Your brain is firing on all cylinders, grinding Bedwars with the gang. The beds are destroyed, and it is a 1 on 1 with the opposition. All you have to do is hit the perfect clutch, TNT jump, spam left click, and hit the other guy until he gets knocked off the cliff. You engage but soon realize that the enemy has an auto clicker. The words “You Died” pop up on your screen, and the sound of desks being slammed and teammates yelling ring in your ears. But at last, you say optimistically, “Don’t worry bro—we’ll win the next one.”


It’s 1:27 a.m. You just remembered about that assignment due the day after the break and your eyes are feeling a tad bit heavy. What do you need? Sleep? What an important skill. It's critical for students because we have to figure out the least possible amount of sleep for us to function correctly or at all.


However, many things throw off this delicate balance that we cherish, especially over break. When you’re on break, and you don’t have school tomorrow, you feel defenseless against the temptation to queue up for that extra game and ignore that upcoming assignment.

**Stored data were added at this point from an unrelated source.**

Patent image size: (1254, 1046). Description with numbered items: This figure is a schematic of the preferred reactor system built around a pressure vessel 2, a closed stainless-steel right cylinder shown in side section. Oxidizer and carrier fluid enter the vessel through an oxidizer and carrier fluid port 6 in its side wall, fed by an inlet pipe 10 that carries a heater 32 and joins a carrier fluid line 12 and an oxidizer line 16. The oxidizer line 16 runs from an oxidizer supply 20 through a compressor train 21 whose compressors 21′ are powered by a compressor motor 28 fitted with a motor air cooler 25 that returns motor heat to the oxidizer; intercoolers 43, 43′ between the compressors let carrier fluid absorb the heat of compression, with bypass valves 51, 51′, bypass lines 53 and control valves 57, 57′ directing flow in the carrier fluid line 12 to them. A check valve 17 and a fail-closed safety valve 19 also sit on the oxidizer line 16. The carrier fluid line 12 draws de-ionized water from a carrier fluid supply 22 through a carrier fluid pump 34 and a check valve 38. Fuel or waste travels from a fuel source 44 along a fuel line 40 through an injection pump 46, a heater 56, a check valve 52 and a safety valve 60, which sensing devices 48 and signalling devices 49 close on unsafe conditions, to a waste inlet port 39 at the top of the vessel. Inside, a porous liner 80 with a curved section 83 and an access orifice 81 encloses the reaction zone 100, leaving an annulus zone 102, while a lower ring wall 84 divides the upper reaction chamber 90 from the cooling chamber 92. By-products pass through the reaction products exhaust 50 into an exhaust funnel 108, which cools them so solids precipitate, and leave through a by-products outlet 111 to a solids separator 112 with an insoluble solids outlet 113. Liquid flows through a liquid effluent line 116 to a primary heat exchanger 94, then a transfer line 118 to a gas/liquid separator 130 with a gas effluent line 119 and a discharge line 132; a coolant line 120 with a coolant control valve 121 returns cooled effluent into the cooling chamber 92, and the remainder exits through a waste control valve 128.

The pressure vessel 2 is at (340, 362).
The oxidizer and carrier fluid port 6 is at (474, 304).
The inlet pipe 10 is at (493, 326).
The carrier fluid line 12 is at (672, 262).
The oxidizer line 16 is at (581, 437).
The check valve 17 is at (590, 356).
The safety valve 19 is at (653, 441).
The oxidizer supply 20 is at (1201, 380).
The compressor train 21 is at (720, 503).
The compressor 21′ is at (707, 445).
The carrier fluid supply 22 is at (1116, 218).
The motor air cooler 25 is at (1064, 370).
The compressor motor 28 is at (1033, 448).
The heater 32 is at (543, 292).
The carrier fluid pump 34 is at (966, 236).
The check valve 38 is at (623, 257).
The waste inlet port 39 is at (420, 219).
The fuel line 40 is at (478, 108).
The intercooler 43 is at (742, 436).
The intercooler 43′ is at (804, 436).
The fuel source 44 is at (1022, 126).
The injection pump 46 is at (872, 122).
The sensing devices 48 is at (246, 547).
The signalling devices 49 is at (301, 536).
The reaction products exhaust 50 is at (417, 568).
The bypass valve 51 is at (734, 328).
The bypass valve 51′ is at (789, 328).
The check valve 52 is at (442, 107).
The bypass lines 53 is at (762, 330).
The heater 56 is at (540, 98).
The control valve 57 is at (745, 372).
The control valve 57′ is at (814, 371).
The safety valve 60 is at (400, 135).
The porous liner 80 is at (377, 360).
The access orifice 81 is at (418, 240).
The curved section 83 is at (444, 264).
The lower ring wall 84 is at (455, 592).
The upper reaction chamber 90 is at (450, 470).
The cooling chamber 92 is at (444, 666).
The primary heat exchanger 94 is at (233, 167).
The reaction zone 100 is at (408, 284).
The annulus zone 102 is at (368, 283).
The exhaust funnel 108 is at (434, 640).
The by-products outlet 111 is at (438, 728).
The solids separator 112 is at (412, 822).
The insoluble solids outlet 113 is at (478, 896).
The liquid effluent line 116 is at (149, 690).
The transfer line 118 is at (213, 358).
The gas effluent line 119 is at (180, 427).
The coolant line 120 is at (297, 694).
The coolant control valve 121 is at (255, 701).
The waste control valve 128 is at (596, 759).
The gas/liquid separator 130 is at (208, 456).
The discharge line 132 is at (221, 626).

Anyhow, breaks from school are a time to relax. However, they can be too relaxing, in that it becomes hard to return to school after a holiday. You want another break to make up for the initial break.


That may seem like an outrageous idea, but hear me out. Sleep schedules inevitably devolve whenever there is a break. Instead of operating on a normal sleep schedule, people go to bed later and wake up later. It is hard to recover immediately from such an outrageously irresponsible timetable.


Another break will give your body plenty of time to recover from the first break. Some wrongheaded skeptic will surely whine that we probably would waste that additional break and continue with our atrocious sleep schedule.


So, to solve this problem, you can go to sleep early on the last day of break. But then an unwanted reminder sneaks into your mind: you have an assignment due at 8:25 a.m. tomorrow. Do you go to bed early and jump-start a new, healthier routine, or do you finish work? I guess some problems just cannot be resolved, and the issue of teenage sleep is certainly one of them.


It is crushing when the first week after the break you are bombarded with test after test.. It is quite the adjustment, when just a few days ago at this time, you would be dozing in bed surrounded by nothing but darkness and a nice warm blanket.


Now you must awake at what many insist is a reasonable hour, and you didn’t even get to eat breakfast because you fell off your bed at 8:10. A test right before Late Lunch is calling your name and taunting you. That empty stomach is growling and you can’t seem to concentrate on this grueling exam.


But, you power through, barely awake. You come out of the classroom, stumbling around trying to get your feet to work. Surely you can sleep when you get home. Surely tomorrow will be a lighter day.


But now you have another test on deck. Your brain finally decides to be productive and save those extra minutes of sleep. Sleep early today and wake up early tomorrow to study when your brain is fully charged.


After crawling into that soft and comfortable bed, you lie awake for hours. The Bedwars caused your body to adjust to sleeping at 4:30 a.m. Finally, you fall into a light slumber, but your duck alarm interrupts your dream. While closing your eyes, you decide to get ten more minutes of rest. Then, you remember you have to study for that test.


As you sit down to study, you count the days until the weekend arrives. Only two more days. Only two more days of pain and then you can recover. You can finally get some much-needed sleep.